Editor’s note: The monthly milestone column, which appears on the second day of each month – the anniversary of The Ann Arbor Chronicle’s Sept. 2, 2008 launch – is an opportunity for either the publisher or the editor of The Chronicle to touch base with readers on topics related to this publication. It’s also a time that we highlight, with gratitude, our local advertisers, and ask readers to consider subscribing voluntarily to The Chronicle to support our work.
Description. Analysis. Explanation. Remember those three concepts.
Last month I participated in a video teleconference with students who are members of Bowling Green State University’s Online News Association. It’s a group that’s advised by department of journalism and public relations faculty member Dave Sennerud. The focus that evening was on hyperlocal news sites, which is a specialty of BGSU’s Mike Horning.
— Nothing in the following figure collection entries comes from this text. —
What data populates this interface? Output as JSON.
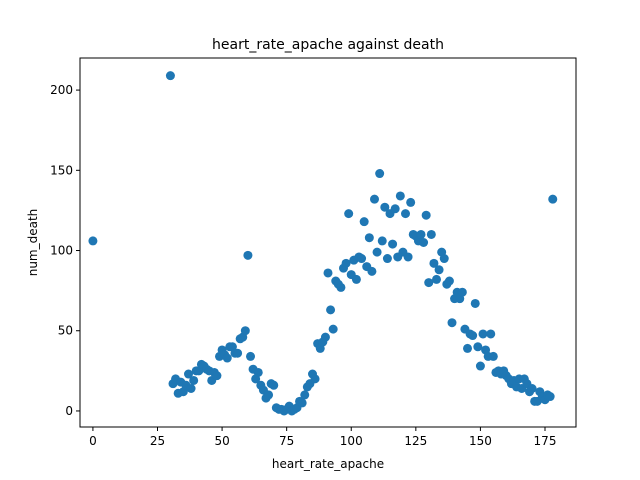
{
  "chart_data": {
    "type": "scatter",
    "title": "heart_rate_apache against death",
    "xlabel": "heart_rate_apache",
    "ylabel": "num_death",
    "xlim": [
      -5,
      187
    ],
    "ylim": [
      -10,
      220
    ],
    "xticks": [
      0,
      25,
      50,
      75,
      100,
      125,
      150,
      175
    ],
    "yticks": [
      0,
      50,
      100,
      150,
      200
    ],
    "grid": false,
    "marker_color": "#1f77b4",
    "series": [
      {
        "points": [
          [
            0,
            106
          ],
          [
            30,
            209
          ],
          [
            31,
            17
          ],
          [
            32,
            20
          ],
          [
            33,
            11
          ],
          [
            34,
            18
          ],
          [
            35,
            12
          ],
          [
            36,
            16
          ],
          [
            37,
            23
          ],
          [
            38,
            14
          ],
          [
            39,
            19
          ],
          [
            40,
            25
          ],
          [
            41,
            25
          ],
          [
            42,
            29
          ],
          [
            43,
            28
          ],
          [
            44,
            26
          ],
          [
            45,
            25
          ],
          [
            46,
            19
          ],
          [
            47,
            24
          ],
          [
            48,
            22
          ],
          [
            49,
            34
          ],
          [
            50,
            38
          ],
          [
            51,
            35
          ],
          [
            52,
            33
          ],
          [
            53,
            40
          ],
          [
            54,
            40
          ],
          [
            55,
            36
          ],
          [
            56,
            36
          ],
          [
            57,
            45
          ],
          [
            58,
            46
          ],
          [
            59,
            50
          ],
          [
            60,
            97
          ],
          [
            61,
            34
          ],
          [
            62,
            26
          ],
          [
            63,
            20
          ],
          [
            64,
            24
          ],
          [
            65,
            16
          ],
          [
            66,
            13
          ],
          [
            67,
            8
          ],
          [
            68,
            10
          ],
          [
            69,
            17
          ],
          [
            70,
            16
          ],
          [
            71,
            2
          ],
          [
            72,
            1
          ],
          [
            73,
            1
          ],
          [
            74,
            0
          ],
          [
            75,
            1
          ],
          [
            76,
            3
          ],
          [
            77,
            0
          ],
          [
            78,
            1
          ],
          [
            79,
            2
          ],
          [
            80,
            6
          ],
          [
            81,
            5
          ],
          [
            82,
            10
          ],
          [
            83,
            15
          ],
          [
            84,
            17
          ],
          [
            85,
            23
          ],
          [
            86,
            20
          ],
          [
            87,
            42
          ],
          [
            88,
            39
          ],
          [
            89,
            43
          ],
          [
            90,
            46
          ],
          [
            91,
            86
          ],
          [
            92,
            63
          ],
          [
            93,
            51
          ],
          [
            94,
            81
          ],
          [
            95,
            79
          ],
          [
            96,
            77
          ],
          [
            97,
            89
          ],
          [
            98,
            92
          ],
          [
            99,
            123
          ],
          [
            100,
            85
          ],
          [
            101,
            94
          ],
          [
            102,
            82
          ],
          [
            103,
            96
          ],
          [
            104,
            95
          ],
          [
            105,
            118
          ],
          [
            106,
            90
          ],
          [
            107,
            108
          ],
          [
            108,
            87
          ],
          [
            109,
            132
          ],
          [
            110,
            99
          ],
          [
            111,
            148
          ],
          [
            112,
            106
          ],
          [
            113,
            127
          ],
          [
            114,
            95
          ],
          [
            115,
            123
          ],
          [
            116,
            104
          ],
          [
            117,
            126
          ],
          [
            118,
            96
          ],
          [
            119,
            134
          ],
          [
            120,
            99
          ],
          [
            121,
            123
          ],
          [
            122,
            96
          ],
          [
            123,
            130
          ],
          [
            124,
            110
          ],
          [
            125,
            109
          ],
          [
            126,
            106
          ],
          [
            127,
            110
          ],
          [
            128,
            105
          ],
          [
            129,
            122
          ],
          [
            130,
            80
          ],
          [
            131,
            110
          ],
          [
            132,
            92
          ],
          [
            133,
            82
          ],
          [
            134,
            88
          ],
          [
            135,
            99
          ],
          [
            136,
            95
          ],
          [
            137,
            79
          ],
          [
            138,
            81
          ],
          [
            139,
            55
          ],
          [
            140,
            70
          ],
          [
            141,
            74
          ],
          [
            142,
            70
          ],
          [
            143,
            74
          ],
          [
            144,
            51
          ],
          [
            145,
            39
          ],
          [
            146,
            48
          ],
          [
            147,
            47
          ],
          [
            148,
            67
          ],
          [
            149,
            40
          ],
          [
            150,
            28
          ],
          [
            151,
            48
          ],
          [
            152,
            38
          ],
          [
            153,
            34
          ],
          [
            154,
            48
          ],
          [
            155,
            34
          ],
          [
            156,
            24
          ],
          [
            157,
            25
          ],
          [
            158,
            23
          ],
          [
            159,
            25
          ],
          [
            160,
            22
          ],
          [
            161,
            20
          ],
          [
            162,
            17
          ],
          [
            163,
            19
          ],
          [
            164,
            15
          ],
          [
            165,
            20
          ],
          [
            166,
            14
          ],
          [
            167,
            20
          ],
          [
            168,
            17
          ],
          [
            169,
            12
          ],
          [
            170,
            14
          ],
          [
            171,
            6
          ],
          [
            172,
            6
          ],
          [
            173,
            12
          ],
          [
            174,
            9
          ],
          [
            175,
            7
          ],
          [
            176,
            10
          ],
          [
            177,
            9
          ],
          [
            178,
            132
          ]
        ]
      }
    ]
  }
}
Horning recently completed a dissertation on that topic at Penn State University.
I view any interaction like that video conference as a chance to evangelize a bit about The Chronicle’s approach to writing the news – which prioritizes description over storytelling. And that chance came when a general question was posed about advice to journalism majors who will be entering the field.
My advice: Got a journalism degree? That’s great, but I’d prefer that you were a scientist.
As we used to say back in Indiana, that is currently a mute point. Right now, although the amount of advertising and individual subscriber support continues to increase each month, not enough readers subscribe voluntarily and not enough advertisers purchase ads for us to contemplate hiring additional full-time staff. But that’s the direction we’re working towards, to supplement our freelance reporters and to make our own workload more sustainable.
So while we’re not in a hiring mode now, we do anticipate a time when we’ll be making those decisions, and it makes sense to think about the type of skills we’d like a reporter to have.
The main skill a Chronicle reporter needs – and the one I think the entire field of journalism has largely forgotten – is the ability to describe, in detail, an event or an issue in a way that is designed mostly to engage the intellect of readers, not their emotions. It’s actually a scientific skill. But that approach to writing the news contrasts with the way institutional journalism has evolved to train its next generation of practitioners.
If basic description is a part of traditional, institutional journalism, it’s typically well-hidden, behind attempted analysis and attempted explanation – in the form of “stories.” And when I write the word “stories,” I put those scare quotes around it consciously. That’s so it’s not confused with other ways of referring to items that might appear in a journalistic publication, like “articles,” “briefs” or “reports.”
Most items that are written by traditional journalists these days are attempts at “stories” in that term’s literal sense – a narrative with a conflict, a plot, and characters who say interesting and provocative things. But as a reporter, if you begin with the idea of a story you want to tell, you’ve ordered your task backwards.